A frequent pathogenesis is a special form of atherosclerosis occurring particularly, but not always, in patients with hypertension and diabetes called lipohyalinosis, characterized by fibrinoid changes followed by collagenous fibrosis. This leads to stenosis or occlusion of the artery causing ischemia and sometimes to rupture of the wall and hemorrhage. The lesions can be very numerous and disseminated in both hemispheres. MR demonstrates on T2-weighted images the hyperintense ischemic lesions not rarely associated with small hypointense foci due to old microhemorrhage well defined with T2*-weighted gradient-echo and SW-weighted images. Pathological examinations disclose infarcts, commonly small (less than 20 mm in diameter) in the basal ganglia and white matter. In this latter, also areas of rarefaction due to destruction of fibers and area of gliosis have been demonstrated (Pantoni et al. 1996). No pathological changes of the arteries can be detected on the angiogram in many of these patients.
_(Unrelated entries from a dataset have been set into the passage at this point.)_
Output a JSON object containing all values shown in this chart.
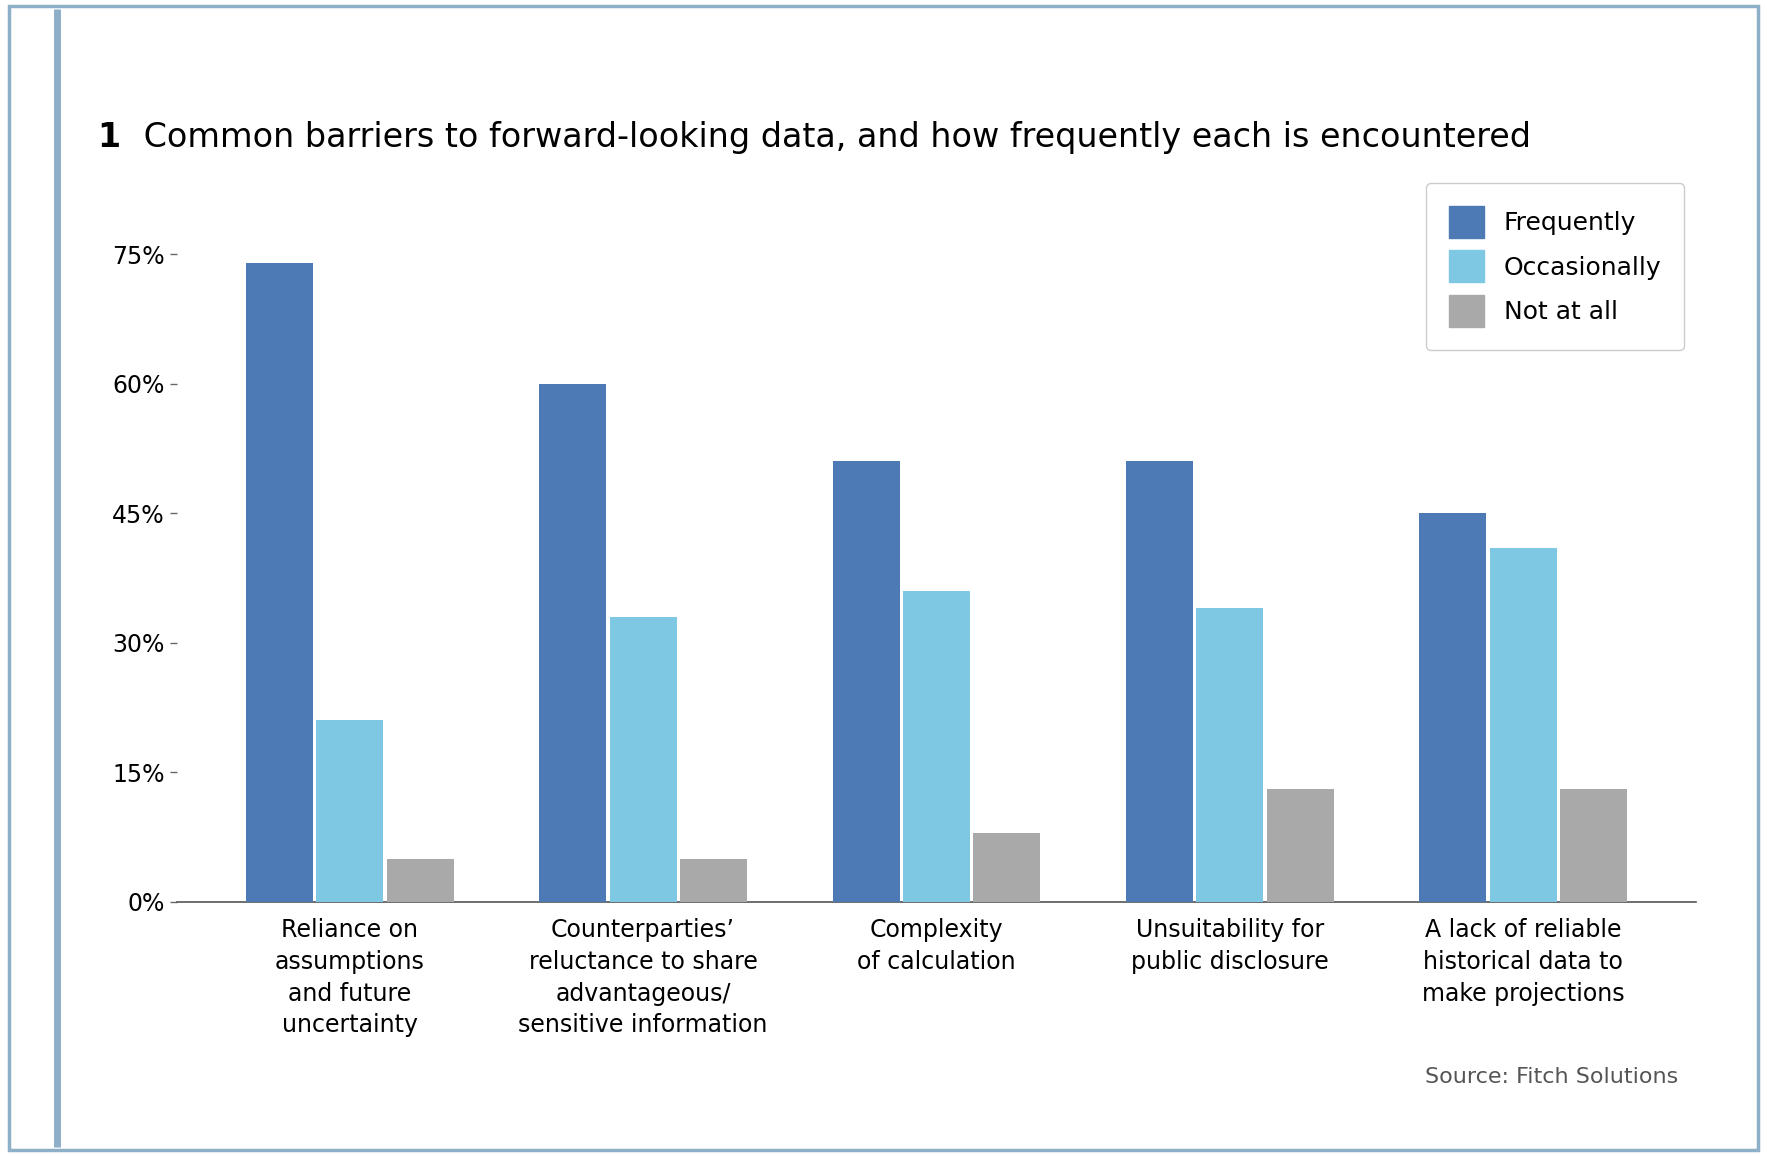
{
  "title_number": "1",
  "title_text": " Common barriers to forward-looking data, and how frequently each is encountered",
  "categories": [
    "Reliance on\nassumptions\nand future\nuncertainty",
    "Counterparties’\nreluctance to share\nadvantageous/\nsensitive information",
    "Complexity\nof calculation",
    "Unsuitability for\npublic disclosure",
    "A lack of reliable\nhistorical data to\nmake projections"
  ],
  "series": {
    "Frequently": [
      74,
      60,
      51,
      51,
      45
    ],
    "Occasionally": [
      21,
      33,
      36,
      34,
      41
    ],
    "Not at all": [
      5,
      5,
      8,
      13,
      13
    ]
  },
  "colors": {
    "Frequently": "#4d7ab5",
    "Occasionally": "#7ec8e3",
    "Not at all": "#a9a9a9"
  },
  "yticks": [
    0,
    15,
    30,
    45,
    60,
    75
  ],
  "ytick_labels": [
    "0%",
    "15%",
    "30%",
    "45%",
    "60%",
    "75%"
  ],
  "ylim": [
    0,
    83
  ],
  "source": "Source: Fitch Solutions",
  "background_color": "#ffffff",
  "border_color": "#8dafc8",
  "left_accent_color": "#8dafc8",
  "title_fontsize": 24,
  "tick_fontsize": 17,
  "legend_fontsize": 18,
  "source_fontsize": 16,
  "bar_width": 0.24
}
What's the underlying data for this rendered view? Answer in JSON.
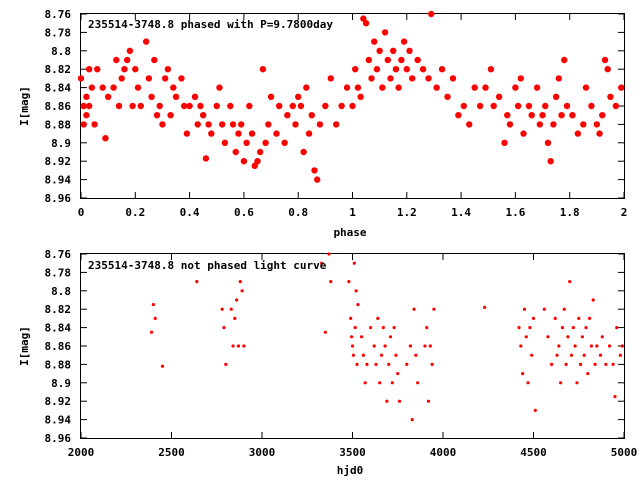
{
  "chart_data": [
    {
      "type": "scatter",
      "title": "235514-3748.8 phased with P=9.7800day",
      "xlabel": "phase",
      "ylabel": "I[mag]",
      "xlim": [
        0,
        2
      ],
      "ylim": [
        8.96,
        8.76
      ],
      "y_inverted": true,
      "grid": false,
      "marker": "filled-circle",
      "color": "#ff0000",
      "x_ticks": [
        "0",
        "0.2",
        "0.4",
        "0.6",
        "0.8",
        "1",
        "1.2",
        "1.4",
        "1.6",
        "1.8",
        "2"
      ],
      "y_ticks": [
        "8.76",
        "8.78",
        "8.8",
        "8.82",
        "8.84",
        "8.86",
        "8.88",
        "8.9",
        "8.92",
        "8.94",
        "8.96"
      ],
      "points": [
        [
          0.0,
          8.83
        ],
        [
          0.01,
          8.86
        ],
        [
          0.01,
          8.88
        ],
        [
          0.02,
          8.85
        ],
        [
          0.02,
          8.87
        ],
        [
          0.03,
          8.82
        ],
        [
          0.03,
          8.86
        ],
        [
          0.04,
          8.84
        ],
        [
          0.05,
          8.88
        ],
        [
          0.06,
          8.82
        ],
        [
          0.08,
          8.84
        ],
        [
          0.09,
          8.895
        ],
        [
          0.1,
          8.85
        ],
        [
          0.12,
          8.84
        ],
        [
          0.13,
          8.81
        ],
        [
          0.14,
          8.86
        ],
        [
          0.15,
          8.83
        ],
        [
          0.16,
          8.82
        ],
        [
          0.17,
          8.81
        ],
        [
          0.18,
          8.8
        ],
        [
          0.19,
          8.86
        ],
        [
          0.2,
          8.82
        ],
        [
          0.21,
          8.84
        ],
        [
          0.22,
          8.86
        ],
        [
          0.24,
          8.79
        ],
        [
          0.25,
          8.83
        ],
        [
          0.26,
          8.85
        ],
        [
          0.27,
          8.81
        ],
        [
          0.28,
          8.87
        ],
        [
          0.29,
          8.86
        ],
        [
          0.3,
          8.88
        ],
        [
          0.31,
          8.83
        ],
        [
          0.32,
          8.82
        ],
        [
          0.33,
          8.87
        ],
        [
          0.34,
          8.84
        ],
        [
          0.35,
          8.85
        ],
        [
          0.37,
          8.83
        ],
        [
          0.38,
          8.86
        ],
        [
          0.39,
          8.89
        ],
        [
          0.4,
          8.86
        ],
        [
          0.42,
          8.85
        ],
        [
          0.43,
          8.88
        ],
        [
          0.44,
          8.86
        ],
        [
          0.45,
          8.87
        ],
        [
          0.46,
          8.917
        ],
        [
          0.47,
          8.88
        ],
        [
          0.48,
          8.89
        ],
        [
          0.5,
          8.86
        ],
        [
          0.51,
          8.84
        ],
        [
          0.52,
          8.88
        ],
        [
          0.53,
          8.9
        ],
        [
          0.55,
          8.86
        ],
        [
          0.56,
          8.88
        ],
        [
          0.57,
          8.91
        ],
        [
          0.58,
          8.89
        ],
        [
          0.59,
          8.88
        ],
        [
          0.6,
          8.92
        ],
        [
          0.61,
          8.9
        ],
        [
          0.62,
          8.86
        ],
        [
          0.63,
          8.89
        ],
        [
          0.64,
          8.925
        ],
        [
          0.65,
          8.92
        ],
        [
          0.66,
          8.91
        ],
        [
          0.67,
          8.82
        ],
        [
          0.68,
          8.9
        ],
        [
          0.69,
          8.88
        ],
        [
          0.7,
          8.85
        ],
        [
          0.72,
          8.89
        ],
        [
          0.73,
          8.86
        ],
        [
          0.75,
          8.9
        ],
        [
          0.76,
          8.87
        ],
        [
          0.78,
          8.86
        ],
        [
          0.79,
          8.88
        ],
        [
          0.8,
          8.85
        ],
        [
          0.81,
          8.86
        ],
        [
          0.82,
          8.91
        ],
        [
          0.83,
          8.84
        ],
        [
          0.84,
          8.89
        ],
        [
          0.85,
          8.87
        ],
        [
          0.86,
          8.93
        ],
        [
          0.87,
          8.94
        ],
        [
          0.88,
          8.88
        ],
        [
          0.9,
          8.86
        ],
        [
          0.92,
          8.83
        ],
        [
          0.94,
          8.88
        ],
        [
          0.96,
          8.86
        ],
        [
          0.98,
          8.84
        ],
        [
          1.0,
          8.86
        ],
        [
          1.01,
          8.82
        ],
        [
          1.02,
          8.84
        ],
        [
          1.03,
          8.85
        ],
        [
          1.04,
          8.765
        ],
        [
          1.05,
          8.77
        ],
        [
          1.06,
          8.81
        ],
        [
          1.07,
          8.83
        ],
        [
          1.08,
          8.79
        ],
        [
          1.09,
          8.82
        ],
        [
          1.1,
          8.8
        ],
        [
          1.11,
          8.84
        ],
        [
          1.12,
          8.78
        ],
        [
          1.13,
          8.81
        ],
        [
          1.14,
          8.83
        ],
        [
          1.15,
          8.8
        ],
        [
          1.16,
          8.82
        ],
        [
          1.17,
          8.84
        ],
        [
          1.18,
          8.81
        ],
        [
          1.19,
          8.79
        ],
        [
          1.2,
          8.82
        ],
        [
          1.21,
          8.8
        ],
        [
          1.22,
          8.83
        ],
        [
          1.24,
          8.81
        ],
        [
          1.26,
          8.82
        ],
        [
          1.28,
          8.83
        ],
        [
          1.29,
          8.76
        ],
        [
          1.31,
          8.84
        ],
        [
          1.33,
          8.82
        ],
        [
          1.35,
          8.85
        ],
        [
          1.37,
          8.83
        ],
        [
          1.39,
          8.87
        ],
        [
          1.41,
          8.86
        ],
        [
          1.43,
          8.88
        ],
        [
          1.45,
          8.84
        ],
        [
          1.47,
          8.86
        ],
        [
          1.49,
          8.84
        ],
        [
          1.51,
          8.82
        ],
        [
          1.52,
          8.86
        ],
        [
          1.54,
          8.85
        ],
        [
          1.56,
          8.9
        ],
        [
          1.57,
          8.87
        ],
        [
          1.58,
          8.88
        ],
        [
          1.6,
          8.84
        ],
        [
          1.61,
          8.86
        ],
        [
          1.62,
          8.83
        ],
        [
          1.63,
          8.89
        ],
        [
          1.65,
          8.86
        ],
        [
          1.66,
          8.87
        ],
        [
          1.68,
          8.84
        ],
        [
          1.69,
          8.88
        ],
        [
          1.7,
          8.87
        ],
        [
          1.71,
          8.86
        ],
        [
          1.72,
          8.9
        ],
        [
          1.73,
          8.92
        ],
        [
          1.74,
          8.88
        ],
        [
          1.75,
          8.85
        ],
        [
          1.76,
          8.83
        ],
        [
          1.77,
          8.87
        ],
        [
          1.78,
          8.81
        ],
        [
          1.79,
          8.86
        ],
        [
          1.81,
          8.87
        ],
        [
          1.83,
          8.89
        ],
        [
          1.85,
          8.88
        ],
        [
          1.86,
          8.84
        ],
        [
          1.88,
          8.86
        ],
        [
          1.9,
          8.88
        ],
        [
          1.91,
          8.89
        ],
        [
          1.92,
          8.87
        ],
        [
          1.93,
          8.81
        ],
        [
          1.94,
          8.82
        ],
        [
          1.95,
          8.85
        ],
        [
          1.97,
          8.86
        ],
        [
          1.99,
          8.84
        ]
      ]
    },
    {
      "type": "scatter",
      "title": "235514-3748.8 not phased light curve",
      "xlabel": "hjd0",
      "ylabel": "I[mag]",
      "xlim": [
        2000,
        5000
      ],
      "ylim": [
        8.96,
        8.76
      ],
      "y_inverted": true,
      "grid": false,
      "marker": "small-dot",
      "color": "#ff0000",
      "x_ticks": [
        "2000",
        "2500",
        "3000",
        "3500",
        "4000",
        "4500",
        "5000"
      ],
      "y_ticks": [
        "8.76",
        "8.78",
        "8.8",
        "8.82",
        "8.84",
        "8.86",
        "8.88",
        "8.9",
        "8.92",
        "8.94",
        "8.96"
      ],
      "points": [
        [
          2390,
          8.845
        ],
        [
          2400,
          8.815
        ],
        [
          2410,
          8.83
        ],
        [
          2450,
          8.882
        ],
        [
          2640,
          8.79
        ],
        [
          2780,
          8.82
        ],
        [
          2790,
          8.84
        ],
        [
          2800,
          8.88
        ],
        [
          2830,
          8.82
        ],
        [
          2840,
          8.86
        ],
        [
          2850,
          8.83
        ],
        [
          2860,
          8.81
        ],
        [
          2870,
          8.86
        ],
        [
          2880,
          8.79
        ],
        [
          2890,
          8.8
        ],
        [
          2900,
          8.86
        ],
        [
          3330,
          8.77
        ],
        [
          3350,
          8.845
        ],
        [
          3370,
          8.76
        ],
        [
          3380,
          8.79
        ],
        [
          3480,
          8.79
        ],
        [
          3490,
          8.83
        ],
        [
          3495,
          8.85
        ],
        [
          3500,
          8.86
        ],
        [
          3505,
          8.87
        ],
        [
          3510,
          8.77
        ],
        [
          3515,
          8.84
        ],
        [
          3520,
          8.8
        ],
        [
          3525,
          8.88
        ],
        [
          3530,
          8.815
        ],
        [
          3550,
          8.85
        ],
        [
          3560,
          8.87
        ],
        [
          3570,
          8.9
        ],
        [
          3580,
          8.88
        ],
        [
          3600,
          8.84
        ],
        [
          3620,
          8.86
        ],
        [
          3630,
          8.88
        ],
        [
          3640,
          8.83
        ],
        [
          3650,
          8.9
        ],
        [
          3660,
          8.87
        ],
        [
          3670,
          8.84
        ],
        [
          3680,
          8.86
        ],
        [
          3690,
          8.92
        ],
        [
          3700,
          8.88
        ],
        [
          3710,
          8.85
        ],
        [
          3720,
          8.9
        ],
        [
          3730,
          8.84
        ],
        [
          3740,
          8.87
        ],
        [
          3750,
          8.89
        ],
        [
          3760,
          8.92
        ],
        [
          3800,
          8.88
        ],
        [
          3820,
          8.86
        ],
        [
          3830,
          8.94
        ],
        [
          3840,
          8.82
        ],
        [
          3850,
          8.87
        ],
        [
          3860,
          8.9
        ],
        [
          3900,
          8.86
        ],
        [
          3910,
          8.84
        ],
        [
          3920,
          8.92
        ],
        [
          3930,
          8.86
        ],
        [
          3940,
          8.88
        ],
        [
          3950,
          8.82
        ],
        [
          4230,
          8.818
        ],
        [
          4420,
          8.84
        ],
        [
          4430,
          8.86
        ],
        [
          4440,
          8.89
        ],
        [
          4450,
          8.82
        ],
        [
          4460,
          8.85
        ],
        [
          4470,
          8.9
        ],
        [
          4480,
          8.84
        ],
        [
          4490,
          8.87
        ],
        [
          4500,
          8.83
        ],
        [
          4510,
          8.93
        ],
        [
          4560,
          8.82
        ],
        [
          4580,
          8.85
        ],
        [
          4600,
          8.88
        ],
        [
          4620,
          8.83
        ],
        [
          4630,
          8.87
        ],
        [
          4640,
          8.86
        ],
        [
          4650,
          8.9
        ],
        [
          4660,
          8.84
        ],
        [
          4670,
          8.82
        ],
        [
          4680,
          8.88
        ],
        [
          4690,
          8.85
        ],
        [
          4700,
          8.79
        ],
        [
          4710,
          8.87
        ],
        [
          4720,
          8.84
        ],
        [
          4730,
          8.86
        ],
        [
          4740,
          8.9
        ],
        [
          4750,
          8.83
        ],
        [
          4760,
          8.88
        ],
        [
          4770,
          8.85
        ],
        [
          4780,
          8.87
        ],
        [
          4790,
          8.84
        ],
        [
          4800,
          8.89
        ],
        [
          4810,
          8.83
        ],
        [
          4820,
          8.86
        ],
        [
          4830,
          8.81
        ],
        [
          4840,
          8.88
        ],
        [
          4850,
          8.86
        ],
        [
          4870,
          8.87
        ],
        [
          4880,
          8.85
        ],
        [
          4900,
          8.88
        ],
        [
          4920,
          8.86
        ],
        [
          4940,
          8.88
        ],
        [
          4950,
          8.915
        ],
        [
          4960,
          8.84
        ],
        [
          4980,
          8.87
        ],
        [
          4990,
          8.86
        ]
      ]
    }
  ]
}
Another cause of ischemia is severe stenosis or occlusion of the ICA leading to hypoperfusion (Weiller et al. 1991; Waterston et al. 1990; Bogousslavsky et al. 1991; Boiten and Lodder 1991; Bogousslavsky and Regli 1992; Bladin and Chambers 1993; Horowitz and Tuhrim 1997; Boiten et al. 1997; Read et al. 1998; Bradac et al. 2008b). In this condition, the vascular territory of the medullary arteries is commonly more affected than that of the deep perforators (Fig. 15.8).